NaturalIntelligence / fast-xml-parser

Validate XML, Parse XML and Build XML rapidly without C/C++ based libraries and no callback.
https://naturalintelligence.github.io/fast-xml-parser/
MIT License
2.49k stars 302 forks source link

Add support for ignoring < inside stop nodes #499

Open nullcatalyst opened 1 year ago

nullcatalyst commented 1 year ago

This is useful for parsing

<script>if (a < b) {}</script>

since without it, the < is treated as a new tag. This causes the parser to throw an exception when it cannot find a corresponding > to close the tag

Purpose / Goal

Ideally I'd like to use this library to parse a small subset of HTML, and one of the problems I found with it is that it unfortunately doesn't handle < in script tags particularly well.

Currently it treats < as the start of an open tag, then looks for a corresponding > to close that tag. Sometimes this is a desirable feature to have -- like when parsing <pre> tags, the contents should still be valid HTML.

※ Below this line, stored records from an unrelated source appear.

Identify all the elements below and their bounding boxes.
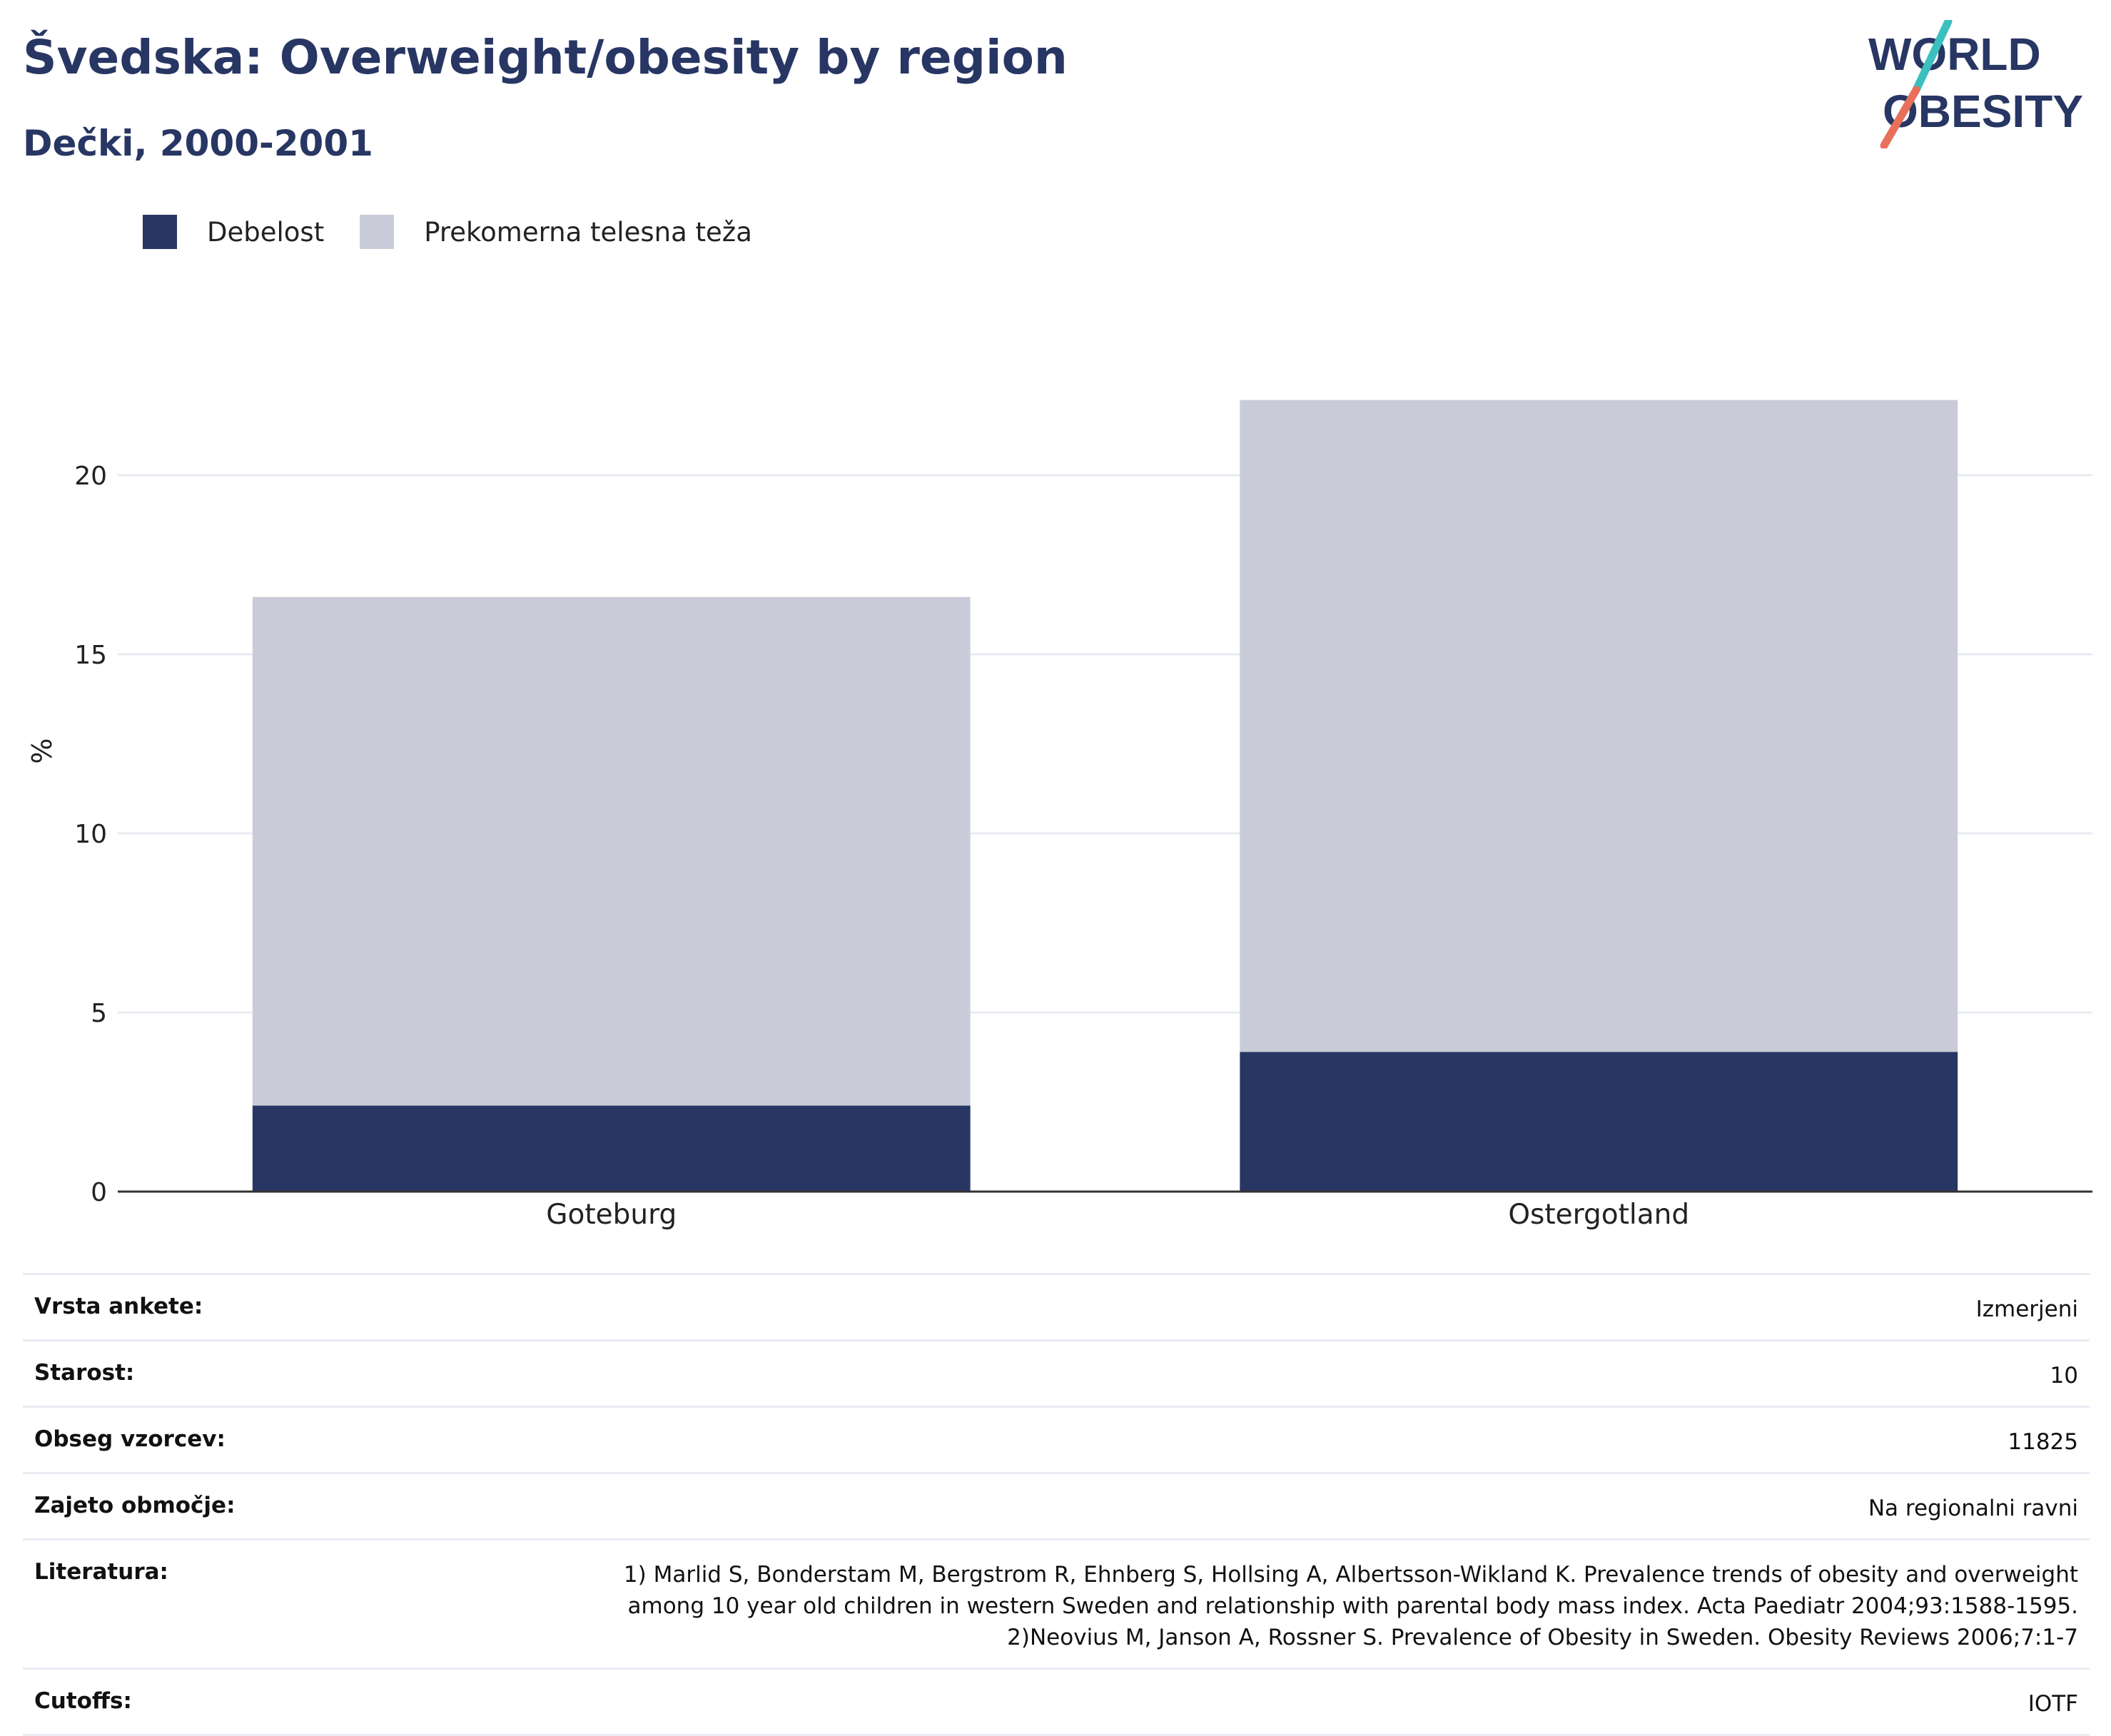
bar-obesity-goteburg — [252, 1105, 971, 1192]
info-value-line: 2)Neovius M, Janson A, Rossner S. Preval… — [1007, 1625, 2078, 1650]
info-row: Obseg vzorcev: 11825 — [23, 1406, 2090, 1472]
bar-obesity-ostergotland — [1240, 1052, 1958, 1192]
x-tick-label: Goteburg — [546, 1199, 677, 1231]
legend-item-overweight[interactable]: Prekomerna telesna teža — [360, 215, 752, 249]
info-value: Izmerjeni — [1976, 1294, 2078, 1325]
stacked-bar-chart: 0 5 10 15 20% Goteburg Ostergotland — [26, 400, 2092, 1231]
info-value-line: Izmerjeni — [1975, 1296, 2078, 1322]
page-subtitle: Dečki, 2000-2001 — [23, 123, 373, 164]
legend-swatch-obesity — [143, 215, 177, 249]
info-label: Starost: — [34, 1360, 135, 1386]
world-obesity-logo: WORLD OBESITY — [1868, 20, 2083, 148]
info-label: Vrsta ankete: — [34, 1294, 203, 1319]
legend-swatch-overweight — [360, 215, 395, 249]
x-tick-label: Ostergotland — [1508, 1199, 1689, 1231]
info-value: Na regionalni ravni — [1868, 1493, 2078, 1524]
info-value: 10 — [2050, 1360, 2078, 1391]
info-row: Starost: 10 — [23, 1339, 2090, 1406]
legend-item-obesity[interactable]: Debelost — [143, 215, 324, 249]
info-value-line: IOTF — [2028, 1691, 2078, 1717]
info-value-line: Na regionalni ravni — [1868, 1496, 2078, 1521]
info-row: Zajeto območje: Na regionalni ravni — [23, 1472, 2090, 1538]
info-value: 1) Marlid S, Bonderstam M, Bergstrom R, … — [624, 1559, 2078, 1653]
info-label: Zajeto območje: — [34, 1493, 236, 1518]
info-row: Vrsta ankete: Izmerjeni — [23, 1273, 2090, 1339]
info-value: IOTF — [2028, 1688, 2078, 1720]
info-value-line: 10 — [2050, 1363, 2078, 1389]
survey-info-table: Vrsta ankete: Izmerjeni Starost: 10 Obseg vz… — [23, 1273, 2090, 1736]
svg-text:WORLD: WORLD — [1868, 29, 2041, 80]
y-tick-label: 5 — [91, 999, 107, 1028]
y-tick-label: 15 — [74, 641, 107, 670]
page-title: Švedska: Overweight/obesity by region — [23, 30, 1068, 85]
info-label: Literatura: — [34, 1559, 168, 1585]
info-label: Cutoffs: — [34, 1688, 132, 1714]
y-tick-label: 10 — [74, 820, 107, 849]
logo-coral-stroke — [1880, 86, 1920, 148]
info-value-line: 11825 — [2008, 1429, 2078, 1455]
y-tick-label: 0 — [91, 1178, 107, 1207]
info-row: Cutoffs: IOTF — [23, 1668, 2090, 1736]
info-label: Obseg vzorcev: — [34, 1426, 226, 1452]
info-value-line: among 10 year old children in western Sw… — [627, 1593, 2078, 1619]
info-value: 11825 — [2008, 1426, 2078, 1458]
logo-teal-stroke — [1912, 20, 1953, 94]
y-axis-label: % — [26, 738, 58, 763]
legend-label-overweight: Prekomerna telesna teža — [424, 216, 752, 248]
y-tick-label: 20 — [74, 462, 107, 491]
bar-overweight-goteburg — [252, 597, 971, 1106]
chart-legend: Debelost Prekomerna telesna teža — [143, 214, 788, 250]
info-row: Literatura: 1) Marlid S, Bonderstam M, Be… — [23, 1538, 2090, 1668]
legend-label-obesity: Debelost — [207, 216, 325, 248]
info-value-line: 1) Marlid S, Bonderstam M, Bergstrom R, … — [623, 1562, 2078, 1588]
bar-overweight-ostergotland — [1240, 400, 1958, 1052]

It's just <script> that is the odd ball here. This is also why it cannot simply be applied to all options.stopNodes, so a new options field had to be added. I went with options.ignoreTagsInNodes though I am not attached to that name at all, if you have a better one, please change it :)

Type

Please mention the type of PR

Bookmark this repository for further updates.

amitguptagwl commented 1 year ago

Let me understand your changes. I'll try to respond as soon as possible from my side.

amitguptagwl commented 1 year ago

Probably, we can rename checkNodePathMatch to isNodeInPaths.